Une des applications les plus significatives de ce modèle est l'étude du décollement de la glace sur les profils aérodynamiques des ailes d'avion. Dans ce cas, les interactions entre l'aérodynamique et la glace accumulée sur la surface sont cruciales pour comprendre les mécanismes de déformation et de rupture. L'approche de Miehe et al. permet de simuler les effets de l'énergie de rupture sur la structure de la glace, et ainsi de prévoir son comportement face à différents types de contraintes.

Il est essentiel de noter que ce modèle repose sur des hypothèses qui simplifient certains aspects de la réalité, comme l'isotropie du matériau ou la linéarité de certaines relations. Ces simplifications, bien que nécessaires pour rendre la modélisation numérique réalisable, peuvent introduire des écarts avec les observations expérimentales dans des conditions extrêmes. Toutefois, les résultats obtenus par cette méthode restent représentatifs des phénomènes physiques sous-jacents et offrent une base solide pour des études plus approfondies sur le décollement de la glace.

L'une des conclusions majeures de cette analyse est que les forces de pression et les interactions visqueuses jouent un rôle fondamental dans le déclenchement du processus de décollement de la glace. Cependant, les modèles actuels doivent encore intégrer une meilleure compréhension des conditions d'adhésion et des mécanismes d'échec à l'échelle microscopique. Les futures recherches devront aussi aborder la modélisation de ces phénomènes dans des contextes plus complexes, par exemple, en prenant en compte les effets de la température, de l'humidité, ou encore des vibrations induites par le flux d'air.

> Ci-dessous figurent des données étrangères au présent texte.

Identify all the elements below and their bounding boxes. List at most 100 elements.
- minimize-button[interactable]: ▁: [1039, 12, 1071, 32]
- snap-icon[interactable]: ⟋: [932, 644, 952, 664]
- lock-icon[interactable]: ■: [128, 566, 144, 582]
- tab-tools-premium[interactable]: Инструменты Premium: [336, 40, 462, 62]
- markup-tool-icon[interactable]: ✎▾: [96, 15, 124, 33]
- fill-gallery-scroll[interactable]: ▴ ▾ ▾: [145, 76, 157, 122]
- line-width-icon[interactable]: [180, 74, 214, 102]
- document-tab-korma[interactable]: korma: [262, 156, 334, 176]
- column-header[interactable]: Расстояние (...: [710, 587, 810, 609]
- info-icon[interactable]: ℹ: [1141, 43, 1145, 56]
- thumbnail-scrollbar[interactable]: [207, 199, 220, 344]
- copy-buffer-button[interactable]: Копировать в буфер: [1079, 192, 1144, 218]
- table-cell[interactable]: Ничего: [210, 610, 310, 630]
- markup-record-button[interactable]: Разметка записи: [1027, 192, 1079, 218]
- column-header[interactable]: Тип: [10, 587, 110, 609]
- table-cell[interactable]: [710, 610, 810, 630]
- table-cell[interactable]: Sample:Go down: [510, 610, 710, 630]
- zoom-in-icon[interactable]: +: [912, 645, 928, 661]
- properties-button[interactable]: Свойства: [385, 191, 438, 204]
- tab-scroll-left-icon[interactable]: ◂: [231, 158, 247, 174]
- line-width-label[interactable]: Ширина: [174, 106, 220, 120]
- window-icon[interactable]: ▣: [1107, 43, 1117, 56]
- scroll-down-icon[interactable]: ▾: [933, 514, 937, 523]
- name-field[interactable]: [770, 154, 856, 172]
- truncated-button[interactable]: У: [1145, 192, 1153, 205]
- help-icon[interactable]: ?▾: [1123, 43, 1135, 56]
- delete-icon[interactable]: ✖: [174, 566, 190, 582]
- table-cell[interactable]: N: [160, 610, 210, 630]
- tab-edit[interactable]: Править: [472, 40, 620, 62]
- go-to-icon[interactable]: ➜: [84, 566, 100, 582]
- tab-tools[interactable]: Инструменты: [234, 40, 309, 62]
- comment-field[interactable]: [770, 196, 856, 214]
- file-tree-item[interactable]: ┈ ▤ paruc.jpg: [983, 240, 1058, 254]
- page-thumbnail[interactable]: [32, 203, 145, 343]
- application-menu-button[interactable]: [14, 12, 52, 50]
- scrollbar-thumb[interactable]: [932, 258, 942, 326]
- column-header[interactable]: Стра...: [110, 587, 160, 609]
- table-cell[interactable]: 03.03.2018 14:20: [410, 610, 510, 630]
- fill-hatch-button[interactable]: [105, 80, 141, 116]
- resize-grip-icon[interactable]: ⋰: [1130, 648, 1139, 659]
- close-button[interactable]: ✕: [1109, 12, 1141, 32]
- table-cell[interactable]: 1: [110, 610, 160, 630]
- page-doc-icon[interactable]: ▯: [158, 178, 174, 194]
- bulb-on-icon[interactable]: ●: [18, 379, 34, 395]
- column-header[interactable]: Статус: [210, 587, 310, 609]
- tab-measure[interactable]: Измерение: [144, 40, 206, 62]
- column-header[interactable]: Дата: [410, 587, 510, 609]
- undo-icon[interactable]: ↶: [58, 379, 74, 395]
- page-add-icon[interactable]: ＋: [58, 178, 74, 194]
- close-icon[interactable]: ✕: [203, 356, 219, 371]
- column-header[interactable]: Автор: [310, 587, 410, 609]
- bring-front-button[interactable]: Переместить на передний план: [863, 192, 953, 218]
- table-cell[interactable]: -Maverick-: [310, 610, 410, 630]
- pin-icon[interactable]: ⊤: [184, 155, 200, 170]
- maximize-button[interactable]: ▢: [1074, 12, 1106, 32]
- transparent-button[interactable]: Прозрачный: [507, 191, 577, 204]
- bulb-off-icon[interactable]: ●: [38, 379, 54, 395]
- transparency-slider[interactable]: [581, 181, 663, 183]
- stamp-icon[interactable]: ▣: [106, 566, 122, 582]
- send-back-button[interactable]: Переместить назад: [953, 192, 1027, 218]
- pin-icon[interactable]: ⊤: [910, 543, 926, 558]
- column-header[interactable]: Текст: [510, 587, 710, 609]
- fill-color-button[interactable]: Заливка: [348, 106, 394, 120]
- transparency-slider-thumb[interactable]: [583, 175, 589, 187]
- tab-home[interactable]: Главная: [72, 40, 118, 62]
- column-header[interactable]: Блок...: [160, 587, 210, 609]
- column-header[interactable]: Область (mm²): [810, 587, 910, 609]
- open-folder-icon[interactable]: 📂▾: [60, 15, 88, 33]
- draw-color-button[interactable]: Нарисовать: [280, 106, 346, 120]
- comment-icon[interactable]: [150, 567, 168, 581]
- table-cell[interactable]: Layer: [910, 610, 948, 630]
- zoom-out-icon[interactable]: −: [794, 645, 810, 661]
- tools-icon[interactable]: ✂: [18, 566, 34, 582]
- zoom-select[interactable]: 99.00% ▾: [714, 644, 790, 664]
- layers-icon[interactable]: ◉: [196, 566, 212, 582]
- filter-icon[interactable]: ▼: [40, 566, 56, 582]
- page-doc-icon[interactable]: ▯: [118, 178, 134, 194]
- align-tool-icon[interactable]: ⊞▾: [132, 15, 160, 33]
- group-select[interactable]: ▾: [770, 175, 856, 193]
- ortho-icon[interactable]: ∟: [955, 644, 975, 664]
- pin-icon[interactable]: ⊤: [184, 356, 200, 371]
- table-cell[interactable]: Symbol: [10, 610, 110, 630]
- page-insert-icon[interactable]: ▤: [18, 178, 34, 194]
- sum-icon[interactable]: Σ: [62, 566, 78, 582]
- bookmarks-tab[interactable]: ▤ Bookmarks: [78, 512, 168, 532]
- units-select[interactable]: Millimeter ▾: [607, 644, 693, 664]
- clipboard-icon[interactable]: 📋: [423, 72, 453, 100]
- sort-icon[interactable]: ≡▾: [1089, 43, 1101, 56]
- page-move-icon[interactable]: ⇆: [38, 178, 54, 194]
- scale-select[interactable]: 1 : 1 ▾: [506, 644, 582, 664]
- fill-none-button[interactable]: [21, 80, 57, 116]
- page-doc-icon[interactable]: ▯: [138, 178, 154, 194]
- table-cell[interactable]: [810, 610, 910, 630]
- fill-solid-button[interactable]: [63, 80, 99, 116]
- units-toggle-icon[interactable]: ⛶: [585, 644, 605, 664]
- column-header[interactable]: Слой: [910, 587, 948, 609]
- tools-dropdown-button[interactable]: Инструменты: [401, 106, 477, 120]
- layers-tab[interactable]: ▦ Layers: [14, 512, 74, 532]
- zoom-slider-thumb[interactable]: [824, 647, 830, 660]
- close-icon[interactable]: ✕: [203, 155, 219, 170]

Comment les méthodes numériques peuvent améliorer la modélisation de l’accumulation de glace sur les surfaces aéronautiques

L’accumulation de glace sur les surfaces d’aéronefs représente un défi majeur pour la sécurité aérienne et l’efficacité des systèmes de propulsion. Les systèmes de protection contre le givrage, qu’ils soient thermiques, électrothermiques ou par d’autres méthodes, reposent sur des modèles numériques sophistiqués pour simuler avec précision les phénomènes d’adhésion de la glace et de formation de films d'eau. Ces modèles sont essentiels pour prédire les conditions d'accumulation de glace durant le vol et pour optimiser les stratégies de déglacage et de dégivrage.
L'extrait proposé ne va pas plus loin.